Il protocollo della missione prevedeva che i due astronauti avrebbero dovuto dormire prima di uscire per la passeggiata lunare. Ma così non fu e i due stettero per tutto il tempo in continuo contatto con Houston descrivendo minuziosamente tutto ciò che si mostrava a loro attraverso gli oblò. Dopo l’euforia fu il momento del test di tutte le strumentazioni di bordo, incluso il modulo di ascesa che sarebbe poi servito per lasciare il suolo lunare e rientrare verso la Terra. Tutto risultava operativo, quindi, tranquillizzati dalla buona salute dei sistemi, iniziarono i preparativi per l’evento più atteso: l’uscita sul suolo lunare!Erano già trascorse 6 ore e mezzo dall’allunaggio e finalmente Armstrong si accingeva ad uscire dal boccaporto.

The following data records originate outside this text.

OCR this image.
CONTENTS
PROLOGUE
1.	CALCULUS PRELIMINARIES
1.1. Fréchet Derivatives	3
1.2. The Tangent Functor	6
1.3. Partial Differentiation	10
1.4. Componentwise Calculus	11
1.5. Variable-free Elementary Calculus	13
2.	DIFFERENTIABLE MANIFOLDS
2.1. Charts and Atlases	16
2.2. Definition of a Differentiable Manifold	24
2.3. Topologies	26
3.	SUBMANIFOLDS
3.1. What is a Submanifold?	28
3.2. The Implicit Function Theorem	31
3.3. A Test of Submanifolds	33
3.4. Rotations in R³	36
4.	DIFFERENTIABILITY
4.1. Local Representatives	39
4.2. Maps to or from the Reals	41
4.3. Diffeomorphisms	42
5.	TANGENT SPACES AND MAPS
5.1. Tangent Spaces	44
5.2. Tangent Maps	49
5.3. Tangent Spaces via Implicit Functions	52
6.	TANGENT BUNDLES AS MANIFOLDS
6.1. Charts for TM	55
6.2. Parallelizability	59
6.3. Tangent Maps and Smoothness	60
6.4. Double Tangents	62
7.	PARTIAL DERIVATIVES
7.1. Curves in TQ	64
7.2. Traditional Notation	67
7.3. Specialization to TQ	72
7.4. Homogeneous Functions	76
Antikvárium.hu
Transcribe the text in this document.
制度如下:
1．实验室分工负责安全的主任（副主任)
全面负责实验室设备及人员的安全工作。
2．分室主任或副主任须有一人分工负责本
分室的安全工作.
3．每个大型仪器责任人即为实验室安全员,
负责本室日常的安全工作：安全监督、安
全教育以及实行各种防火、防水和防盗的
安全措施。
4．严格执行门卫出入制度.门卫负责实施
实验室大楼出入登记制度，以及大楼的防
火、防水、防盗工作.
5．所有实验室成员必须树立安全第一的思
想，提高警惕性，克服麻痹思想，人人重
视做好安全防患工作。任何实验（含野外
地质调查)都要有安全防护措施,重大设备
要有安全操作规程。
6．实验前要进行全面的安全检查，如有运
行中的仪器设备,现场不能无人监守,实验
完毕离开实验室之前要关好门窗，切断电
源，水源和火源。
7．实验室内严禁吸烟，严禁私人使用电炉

Aprì il portello e, sotto lo sguardo vigile di una telecamera, discese le scalette fino a compiere l’ultimo piccolo balzo che lo fece posare a terra, ed esclamò:” That’s one small step for man, one giant leap for mankind” (Questo è un piccolo passo per l’uomo, un balzo gigantesco per l’umanità.).
Il suolo era composto da una fine polvere e per alcuni attimi Armstrong soffrì problemi di equilibrio a causa della ridotta gravità, inconveniente però rapidamente risolto dopo un breve periodo di adattamento. Aldrin lo raggiunse dopo circa 15 minuti e passeggiarono per 2 ore e 40 minuti in quella che Buzz definì una “magnifica desolazione”.Dopo aver piantato sul suolo lunare la bandiera americana fu il momento della raccolta dei campioni del suolo e del posizionamento di un kit di attrezzature scientifiche atte a registrare dati e a trasmetterli a terra anche dopo la loro partenza. Tutte le operazione si svolsero nella regolarità più inaspettata finché i due astronauti tornarono a bordo. Le successive sette ore dovevano servire a riposarsi e dormire, ma come in precedenza, l’eccitazione e la temperatura leggermente fredda non consentirono di prendere sonno. Il 21 Luglio l’Eagle lasciò la Luna e 3 giorni più tardi ammararono nell’Oceano Pacifico insieme al compagno Collins che li aveva attesi in orbita lunare durante la loro permanenza sul suolo. Dopo tre settimane di totale quarantena necessarie per tutte le verifiche sanitarie e biofisiche post-allunaggio poterono ricongiungersi alle famiglie e gustarsi gli onori dell’impresa. Le promesse del presidente Kennedy erano state mantenute con addirittura 6 mesi di anticipo.
Alla missione Apollo 11 seguirono ben altre 6 missioni fino alla cessazione del programma che avvenne con l’Apollo 17 nel Dicembre 1972, ma ciò che seguì all’impresa di Aldrin, Armstrong e Collins appare agli occhi dei molti come un’appendice forse superflua ad un evento unico ed irripetibile. Anche se i sovietici cercarono di non fare la parte degli spettatori il loro ruolo fu in breve ridotto a quello di comprimari limitandosi ad inviare con alterno successo sonde e rover automatici sul suolo lunare. La NASA e gli Stati Uniti avevano battuto tutti i primati precedenti e la conquista della Luna e dello spazio era oramai americana.